The Florida Orca Protection Act, which would provide certain legal protections to orcas held in captivity in the state of Florida, has been officially introduced to the Florida House of Representatives. Modeled after the California Orca Protection Act, signed into law in September of 2016, the Florida bill would reinforce a ban on captive orca performances and breeding programs in the state.
“The Florida Orca Protection Act ensures that SeaWorld is held to its promise to end orca captivity and extends these important protections to other captive-held orcas in Florida,” says Colleen Weiler, WDC’s Rekos Fellow for Orca Conservation. “This is an amazing first step to ending orca captivity in Florida, and we look forward to working with our partners to make sure this bill becomes law.”
After intense public pressure, declining ticket sales, and falling share prices following the release of the 2013 documentary Blackfish, SeaWorld pledged to end captive breeding and phase out the use of orcas for entertainment in their U.S. facilities.
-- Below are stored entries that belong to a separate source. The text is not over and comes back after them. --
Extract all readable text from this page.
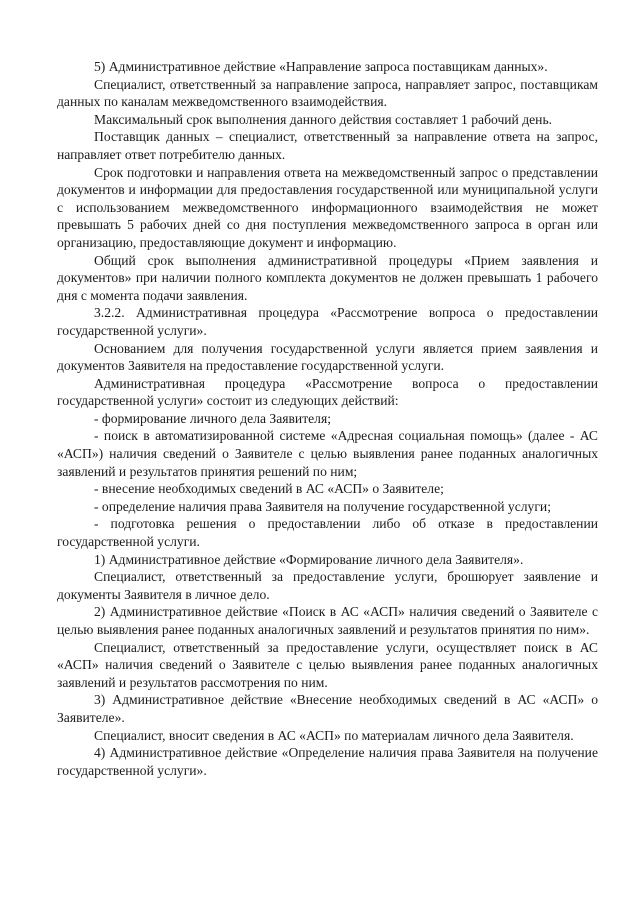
5) Административное действие «Направление запроса поставщикам данных».

Специалист, ответственный за направление запроса, направляет запрос, поставщикам данных по каналам межведомственного взаимодействия.

Максимальный срок выполнения данного действия составляет 1 рабочий день.

Поставщик данных – специалист, ответственный за направление ответа на запрос, направляет ответ потребителю данных.

Срок подготовки и направления ответа на межведомственный запрос о представлении документов и информации для предоставления государственной или муниципальной услуги с использованием межведомственного информационного взаимодействия не может превышать 5 рабочих дней со дня поступления межведомственного запроса в орган или организацию, предоставляющие документ и информацию.

Общий срок выполнения административной процедуры «Прием заявления и документов» при наличии полного комплекта документов не должен превышать 1 рабочего дня с момента подачи заявления.

3.2.2. Административная процедура «Рассмотрение вопроса о предоставлении государственной услуги».

Основанием для получения государственной услуги является прием заявления и документов Заявителя на предоставление государственной услуги.

Административная процедура «Рассмотрение вопроса о предоставлении государственной услуги» состоит из следующих действий:

- формирование личного дела Заявителя;

- поиск в автоматизированной системе «Адресная социальная помощь» (далее - АС «АСП») наличия сведений о Заявителе с целью выявления ранее поданных аналогичных заявлений и результатов принятия решений по ним;

- внесение необходимых сведений в АС «АСП» о Заявителе;

- определение наличия права Заявителя на получение государственной услуги;

- подготовка решения о предоставлении либо об отказе в предоставлении государственной услуги.

1) Административное действие «Формирование личного дела Заявителя».

Специалист, ответственный за предоставление услуги, брошюрует заявление и документы Заявителя в личное дело.

2) Административное действие «Поиск в АС «АСП» наличия сведений о Заявителе с целью выявления ранее поданных аналогичных заявлений и результатов принятия по ним».

Специалист, ответственный за предоставление услуги, осуществляет поиск в АС «АСП» наличия сведений о Заявителе с целью выявления ранее поданных аналогичных заявлений и результатов рассмотрения по ним.

3) Административное действие «Внесение необходимых сведений в АС «АСП» о Заявителе».

Специалист, вносит сведения в АС «АСП» по материалам личного дела Заявителя.

4) Административное действие «Определение наличия права Заявителя на получение государственной услуги».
The California and Florida laws aim to make these protections legal requirements, and also prevent the transport of orcas overseas or any future marine parks from holding orcas captive. The Florida bill would also protect captive Southern Resident orca Tokitae (Lolita), held at the Miami Seaquarium.
After several high-profile deaths at SeaWorld facilities in 2017, including Tilikum, the subject of Blackfish, and Kyara, the last orca born at SeaWorld, there are now 23 captive orcas in North America.